Cause: WLP 9.2 currently supports WSRP 1.0, which does not have many necessary features to properly propagate instance level information. WSRP 2.0 has been ratified, and contains the necessary features. Improved propagation support will be included in a future release of WLP along with WSRP 2.0. The documentation will continue to be enhanced to reflect the current status and more details of what exactly is propagated.

Solution:  Support for WSRP 2.0 will make improvements possible.

 

Windows Operating System

 

 

Problem uploading an inventory to a Windows server

Reference: CR266997

Status: Product bug.

Symptom: Invoking the onlineUpload task (or Eclipse Export) on a WLP application will cause errors to appear on the console like:

<Error> <InventoryServices> <000000> <Could not delete file

[filepath]\content_0.zip.>

 

Cause: a bug causes a certain number of file descriptors to be left open in certain cases.
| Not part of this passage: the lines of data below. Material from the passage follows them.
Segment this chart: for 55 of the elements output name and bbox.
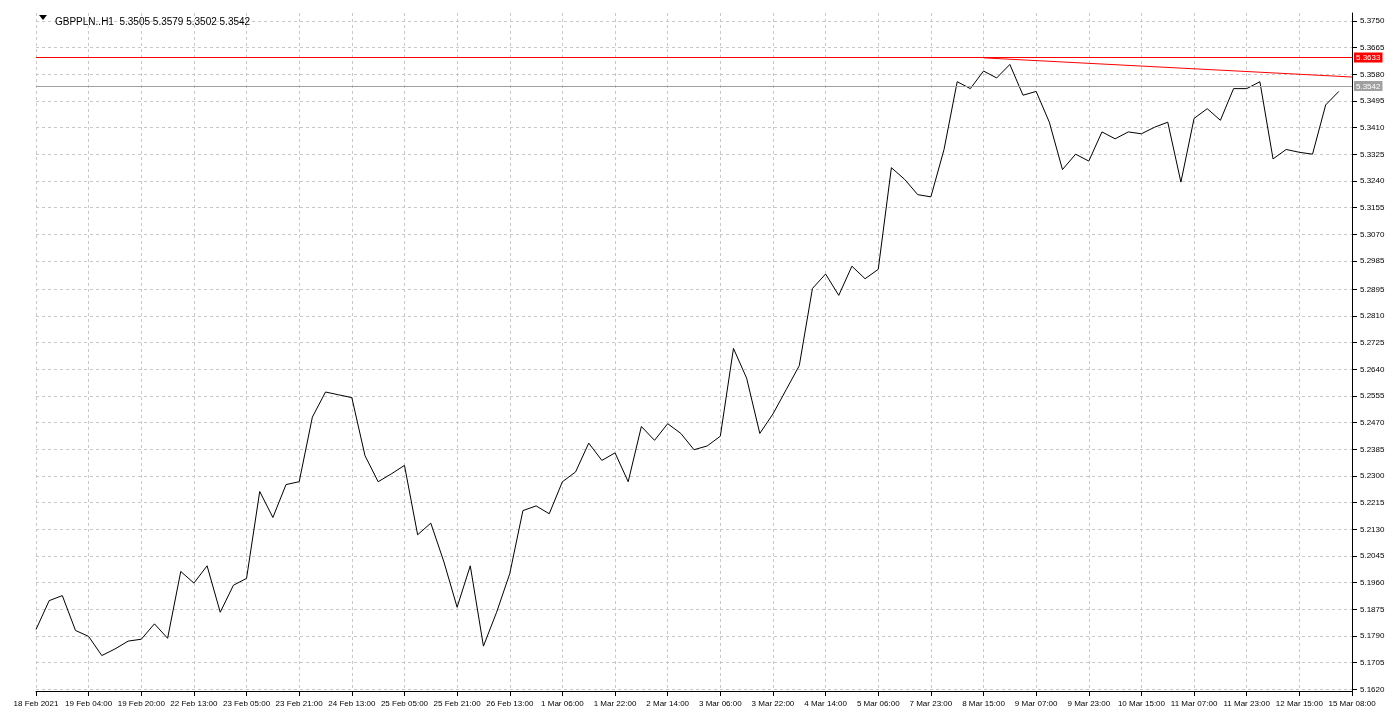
x-tick-label: 25 Feb 05:00	[380, 698, 429, 708]
x-tick-label: 1 Mar 06:00	[541, 698, 585, 708]
x-tick-label: 15 Mar 08:00	[1328, 698, 1377, 708]
y-tick-label: 5.2385	[1360, 444, 1386, 454]
x-tick-label: 24 Feb 13:00	[328, 698, 376, 708]
x-tick-label: 11 Mar 07:00	[1170, 698, 1218, 708]
x-tick-label: 9 Mar 23:00	[1067, 698, 1111, 708]
y-tick-label: 5.2640	[1360, 364, 1386, 374]
chart-title: GBPPLN..H1 5.3505 5.3579 5.3502 5.3542	[55, 15, 251, 27]
x-tick-label: 19 Feb 04:00	[65, 698, 113, 708]
y-tick-label: 5.3155	[1360, 203, 1386, 213]
x-tick-label: 5 Mar 06:00	[856, 698, 901, 708]
x-tick-label: 22 Feb 13:00	[170, 698, 219, 708]
y-tick-label: 5.1705	[1360, 657, 1386, 667]
y-tick-label: 5.1960	[1360, 577, 1386, 587]
x-tick-label: 11 Mar 23:00	[1223, 698, 1271, 708]
y-tick-label: 5.3240	[1360, 176, 1386, 186]
y-tick-label: 5.1790	[1360, 631, 1386, 641]
y-tick-label: 5.2300	[1360, 471, 1386, 481]
y-tick-label: 5.2555	[1360, 391, 1386, 401]
x-tick-label: 26 Feb 13:00	[486, 698, 534, 708]
x-tick-label: 9 Mar 07:00	[1014, 698, 1059, 708]
x-tick-label: 10 Mar 15:00	[1117, 698, 1166, 708]
y-tick-label: 5.1875	[1360, 604, 1386, 614]
y-tick-label: 5.3410	[1360, 123, 1386, 133]
x-tick-label: 23 Feb 05:00	[222, 698, 271, 708]
x-tick-label: 8 Mar 15:00	[962, 698, 1006, 708]
ref-line-label: 5.3542	[1356, 81, 1382, 91]
x-tick-label: 3 Mar 22:00	[751, 698, 795, 708]
y-tick-label: 5.2810	[1360, 311, 1386, 321]
x-tick-label: 2 Mar 14:00	[646, 698, 690, 708]
y-tick-label: 5.3495	[1360, 96, 1386, 106]
y-tick-label: 5.3750	[1360, 16, 1386, 26]
y-tick-label: 5.3665	[1360, 43, 1386, 53]
x-tick-label: 7 Mar 23:00	[909, 698, 953, 708]
x-tick-label: 3 Mar 06:00	[698, 698, 743, 708]
y-tick-label: 5.1620	[1360, 684, 1386, 694]
y-tick-label: 5.2985	[1360, 256, 1386, 266]
y-tick-label: 5.2215	[1360, 497, 1386, 507]
x-tick-label: 18 Feb 2021	[13, 698, 60, 708]
y-tick-label: 5.2130	[1360, 524, 1386, 534]
ref-line-label: 5.3633	[1356, 53, 1382, 63]
x-tick-label: 4 Mar 14:00	[804, 698, 848, 708]
x-tick-label: 1 Mar 22:00	[593, 698, 637, 708]
y-tick-label: 5.3325	[1360, 149, 1386, 159]
x-tick-label: 25 Feb 21:00	[433, 698, 482, 708]
x-tick-label: 19 Feb 20:00	[117, 698, 166, 708]
y-tick-label: 5.3580	[1360, 69, 1386, 79]
y-tick-label: 5.2470	[1360, 417, 1386, 427]
y-tick-label: 5.2045	[1360, 551, 1386, 561]
y-tick-label: 5.2895	[1360, 284, 1386, 294]
y-tick-label: 5.3070	[1360, 229, 1386, 239]
x-tick-label: 23 Feb 21:00	[275, 698, 324, 708]
x-tick-label: 12 Mar 15:00	[1275, 698, 1324, 708]
y-tick-label: 5.2725	[1360, 337, 1386, 347]
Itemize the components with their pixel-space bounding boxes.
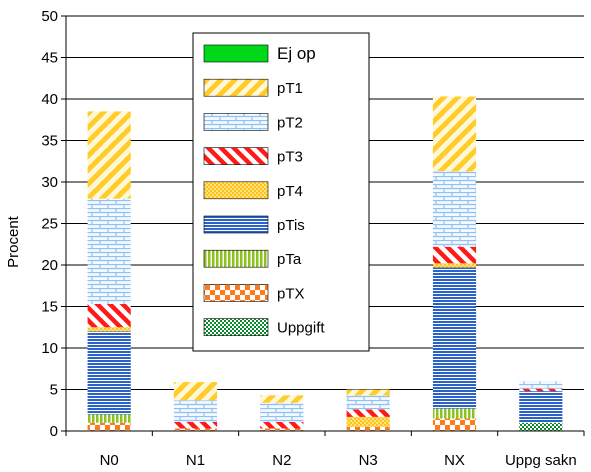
- legend-label: pT1: [277, 80, 303, 97]
- bar-segment-ptis: [519, 391, 563, 423]
- legend-swatch: [203, 113, 269, 131]
- bar-segment-pt1: [173, 382, 218, 401]
- legend-swatch: [203, 181, 269, 200]
- x-tick-label: Uppg sakn: [505, 452, 577, 469]
- y-tick-label: 40: [41, 91, 58, 108]
- bar-segment-ptx: [87, 422, 131, 431]
- bar-segment-pt4: [432, 263, 477, 268]
- bar-segment-pt1: [260, 395, 304, 403]
- bar-segment-pt2: [346, 395, 390, 410]
- bar-segment-pt3: [260, 421, 304, 429]
- x-tick-labels: N0 N1 N2 N3 NX Uppg sakn: [100, 452, 577, 469]
- legend-swatch: [203, 147, 269, 165]
- y-tick-label: 30: [41, 174, 58, 191]
- bar-segment-pta: [87, 414, 131, 423]
- x-tick-label: NX: [444, 452, 465, 469]
- legend-label: pT4: [277, 183, 303, 200]
- bar-segment-pt3: [346, 409, 390, 417]
- bar-segment-pt1: [432, 96, 477, 172]
- y-tick-label: 45: [41, 50, 58, 67]
- y-tick-label: 50: [41, 8, 58, 25]
- y-tick-label: 35: [41, 133, 58, 150]
- bar-segment-pt2: [519, 381, 563, 389]
- legend-label: Ej op: [277, 44, 316, 63]
- y-tick-label: 15: [41, 299, 58, 316]
- bar-segment-pt3: [519, 388, 563, 392]
- legend-label: pT2: [277, 114, 303, 131]
- x-tick-label: N2: [272, 452, 291, 469]
- legend: Ej op pT1 pT2 pT3 pT4 pTis pTa pTX Uppgift: [192, 32, 370, 352]
- y-tick-label: 0: [50, 423, 58, 440]
- bar-segment-pt1: [87, 111, 131, 199]
- bar-segment-pt4: [87, 327, 131, 332]
- bar-segment-ptis: [87, 331, 131, 415]
- bars: [87, 96, 563, 431]
- y-tick-labels: 0 5 10 15 20 25 30 35 40 45 50: [41, 8, 58, 440]
- bar-segment-pt1: [346, 389, 390, 396]
- legend-label: pTX: [277, 285, 305, 302]
- x-tick-label: N3: [359, 452, 378, 469]
- legend-swatch: [203, 249, 269, 268]
- y-tick-label: 5: [50, 382, 58, 399]
- legend-swatch: [203, 215, 269, 234]
- bar-segment-ptis: [432, 267, 477, 409]
- legend-swatch: [203, 284, 269, 302]
- bar-segment-pt3: [432, 246, 477, 264]
- legend-label: pTis: [277, 217, 305, 234]
- y-tick-label: 20: [41, 257, 58, 274]
- legend-swatch: [203, 44, 269, 63]
- bar-segment-ptx: [173, 428, 218, 431]
- legend-swatch: [203, 78, 269, 97]
- bar-segment-uppgift: [519, 422, 563, 431]
- legend-label: Uppgift: [277, 320, 325, 337]
- y-tick-label: 25: [41, 216, 58, 233]
- legend-label: pTa: [277, 251, 302, 268]
- bar-segment-ptx: [432, 418, 477, 431]
- axes: [61, 15, 585, 436]
- y-axis-label: Procent: [5, 215, 22, 268]
- bar-segment-ptx: [260, 428, 304, 431]
- legend-label: pT3: [277, 149, 303, 166]
- bar-segment-pt2: [260, 402, 304, 422]
- legend-swatch: [203, 318, 269, 336]
- bar-segment-pt4: [346, 416, 390, 427]
- x-tick-label: N0: [100, 452, 119, 469]
- bar-segment-pt2: [87, 198, 131, 305]
- x-tick-label: N1: [186, 452, 205, 469]
- y-tick-label: 10: [41, 340, 58, 357]
- bar-segment-pt3: [173, 421, 218, 429]
- bar-segment-pta: [432, 408, 477, 419]
- bar-segment-ptx: [346, 426, 390, 431]
- bar-segment-pt3: [87, 304, 131, 328]
- bar-segment-pt2: [173, 400, 218, 422]
- bar-segment-pt2: [432, 171, 477, 247]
Workaround:  Restart the affected Managed Server.

 

 

Infinite loop during Propagation download on Windows

Reference: CR298133

Status: Product bug.

Symptom: Invoking the onlineDownload task (or Eclipse Import) on a WLP application will cause the propagation servlet to enter an infinite loop on the method WinNTFileSystem.getBooleanAttributes (). This can be seen by taking a thread dump of the application server.
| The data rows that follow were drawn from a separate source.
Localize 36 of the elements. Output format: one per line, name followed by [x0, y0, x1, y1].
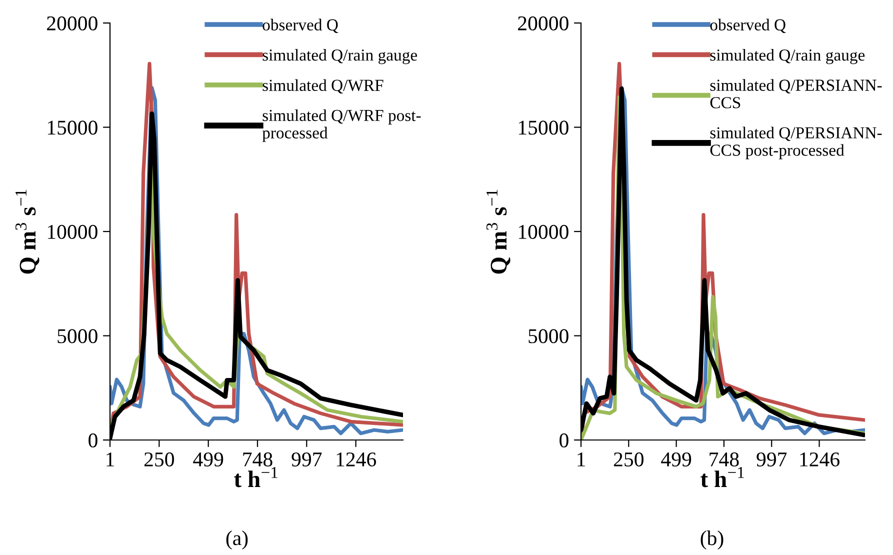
legend-label: simulated Q/WRF post- processed	[262, 109, 421, 142]
y-tick-label: 20000	[518, 16, 568, 30]
x-tick-label: 499	[661, 452, 692, 466]
x-tick-label: 1246	[800, 452, 840, 466]
text: (a)	[226, 530, 248, 550]
x-tick-label: 250	[144, 452, 174, 466]
y-axis-title: Q m$^{3}$ s$^{−1}$	[15, 190, 40, 274]
y-tick-label: 5000	[58, 329, 98, 344]
x-tick-label: 997	[292, 452, 322, 466]
y-tick-label: 10000	[48, 224, 98, 239]
legend-label: simulated Q/rain gauge	[710, 48, 865, 64]
legend-label: simulated Q/WRF	[262, 79, 384, 94]
legend-label: observed Q	[710, 18, 786, 34]
x-tick-label: 997	[756, 452, 787, 466]
legend-label: simulated Q/PERSIANN- CCS	[710, 79, 882, 108]
y-tick-label: 15000	[48, 120, 98, 135]
y-axis-title: Q m$^{3}$ s$^{−1}$	[486, 190, 510, 274]
text: (b)	[700, 530, 724, 550]
legend-label: simulated Q/PERSIANN- CCS post-processed	[710, 126, 882, 160]
x-tick-label: 1	[578, 452, 585, 466]
x-tick-label: 250	[614, 452, 644, 466]
x-axis-title: t h$^{−1}$	[234, 467, 278, 488]
y-tick-label: 20000	[47, 16, 98, 30]
y-tick-label: 10000	[518, 224, 568, 239]
x-axis-title: t h$^{−1}$	[700, 467, 744, 488]
x-tick-label: 748	[243, 452, 272, 466]
y-tick-label: 0	[88, 433, 98, 448]
x-tick-label: 1246	[336, 452, 376, 466]
y-tick-label: 15000	[518, 120, 568, 135]
y-tick-label: 5000	[528, 329, 568, 344]
y-tick-label: 0	[560, 433, 568, 448]
legend-label: simulated Q/rain gauge	[262, 48, 418, 64]
x-tick-label: 499	[193, 452, 224, 466]
legend-label: observed Q	[262, 18, 338, 34]
x-tick-label: 748	[710, 452, 739, 466]
x-tick-label: 1	[106, 452, 114, 466]
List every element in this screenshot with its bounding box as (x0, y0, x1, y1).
Cause: This is a product bug and should be a rare problem. The Propagation Tool is trying to find an available filename for a configuration artifact in the inventory, using the name of the artifact as the base filename. Due to an issue with Windows file systems, it will never find an available name and loop indefinitely. There are a set of special filename patterns (called phantom files) that can never be used because they map to logical device names. Windows will say they already exist (case insensitive):
·        CON.*
·        NUL.*
·        LPT1.*, LPT2.*, LPT3.*
·        COM1.*, COM2.*, COM3.*, COM4.*
·        AUX.*
·        PRN.*

If any inventory artifact name matches any of these phantom filename patterns, the infinite loop will occur on a Windows machine. For example, creating a desktop with desktop path con.dor will result in the Propagation Tool trying to create a file called con.dor.dti, which will fail. It will then try con.dor1.dti, con.dor2.dti, and so on without succeeding.
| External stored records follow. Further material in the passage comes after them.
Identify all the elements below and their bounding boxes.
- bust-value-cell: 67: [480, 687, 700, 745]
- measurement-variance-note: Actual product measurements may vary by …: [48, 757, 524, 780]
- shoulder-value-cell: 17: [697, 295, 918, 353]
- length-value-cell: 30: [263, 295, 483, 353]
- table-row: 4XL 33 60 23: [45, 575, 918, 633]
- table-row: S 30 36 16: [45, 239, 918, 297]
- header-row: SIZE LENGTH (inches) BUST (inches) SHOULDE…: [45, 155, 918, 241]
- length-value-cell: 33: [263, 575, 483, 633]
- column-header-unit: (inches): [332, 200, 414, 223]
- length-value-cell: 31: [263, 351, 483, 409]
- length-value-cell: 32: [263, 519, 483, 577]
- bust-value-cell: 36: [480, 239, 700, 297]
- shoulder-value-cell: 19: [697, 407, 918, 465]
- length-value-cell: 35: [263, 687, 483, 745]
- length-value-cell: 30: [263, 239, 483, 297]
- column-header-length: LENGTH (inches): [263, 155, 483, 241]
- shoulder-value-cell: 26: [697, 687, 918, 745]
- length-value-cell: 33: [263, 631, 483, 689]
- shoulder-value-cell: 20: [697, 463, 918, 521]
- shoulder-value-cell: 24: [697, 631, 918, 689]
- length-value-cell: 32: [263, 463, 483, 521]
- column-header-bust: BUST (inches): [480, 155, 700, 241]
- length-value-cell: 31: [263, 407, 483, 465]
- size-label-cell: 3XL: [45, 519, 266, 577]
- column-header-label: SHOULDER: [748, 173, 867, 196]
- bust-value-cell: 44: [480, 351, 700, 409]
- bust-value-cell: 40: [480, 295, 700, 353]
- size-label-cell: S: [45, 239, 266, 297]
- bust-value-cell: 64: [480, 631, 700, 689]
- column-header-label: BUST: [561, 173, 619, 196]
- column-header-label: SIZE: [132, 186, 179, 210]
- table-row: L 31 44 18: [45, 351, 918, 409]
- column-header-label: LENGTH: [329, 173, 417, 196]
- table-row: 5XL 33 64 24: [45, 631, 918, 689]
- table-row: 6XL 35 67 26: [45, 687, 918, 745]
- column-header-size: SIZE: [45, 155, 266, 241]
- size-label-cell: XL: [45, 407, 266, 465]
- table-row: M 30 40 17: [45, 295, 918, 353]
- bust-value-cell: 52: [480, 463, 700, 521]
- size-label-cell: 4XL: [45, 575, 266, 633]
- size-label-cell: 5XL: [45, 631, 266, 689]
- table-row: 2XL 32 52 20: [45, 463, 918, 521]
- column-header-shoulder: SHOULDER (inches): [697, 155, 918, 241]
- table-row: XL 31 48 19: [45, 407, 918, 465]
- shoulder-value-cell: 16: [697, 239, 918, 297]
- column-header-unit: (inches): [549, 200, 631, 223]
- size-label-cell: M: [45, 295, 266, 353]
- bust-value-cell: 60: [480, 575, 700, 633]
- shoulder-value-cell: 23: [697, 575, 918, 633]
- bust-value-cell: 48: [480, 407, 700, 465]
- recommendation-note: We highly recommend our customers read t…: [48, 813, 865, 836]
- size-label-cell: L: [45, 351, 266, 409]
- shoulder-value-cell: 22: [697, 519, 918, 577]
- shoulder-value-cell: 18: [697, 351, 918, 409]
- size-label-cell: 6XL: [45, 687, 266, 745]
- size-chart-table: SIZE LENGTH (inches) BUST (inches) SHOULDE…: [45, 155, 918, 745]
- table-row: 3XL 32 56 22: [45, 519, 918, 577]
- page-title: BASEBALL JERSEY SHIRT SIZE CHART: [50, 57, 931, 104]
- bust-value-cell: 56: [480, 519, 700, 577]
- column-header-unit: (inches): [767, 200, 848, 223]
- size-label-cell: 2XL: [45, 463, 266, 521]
Workaround:  Avoid using these naming patterns in Windows environments.

 

 

Eclipse User Interface

 

Importing large inventories with Eclipse Prop Tool causes SocketException

Reference: CR297423

Status: Under observation.

Symptom: Invoking Import Inventory from Server from the Eclipse UI will result in a delay, and then the propagation fails. A SocketException: Broken pipe is the listed cause.

Cause: This problem has not been reproduced within BEA. It may relate to the size of the inventory or network connection issues. One customer found this to be caused by an intervening proxy server that was timing out the network connection.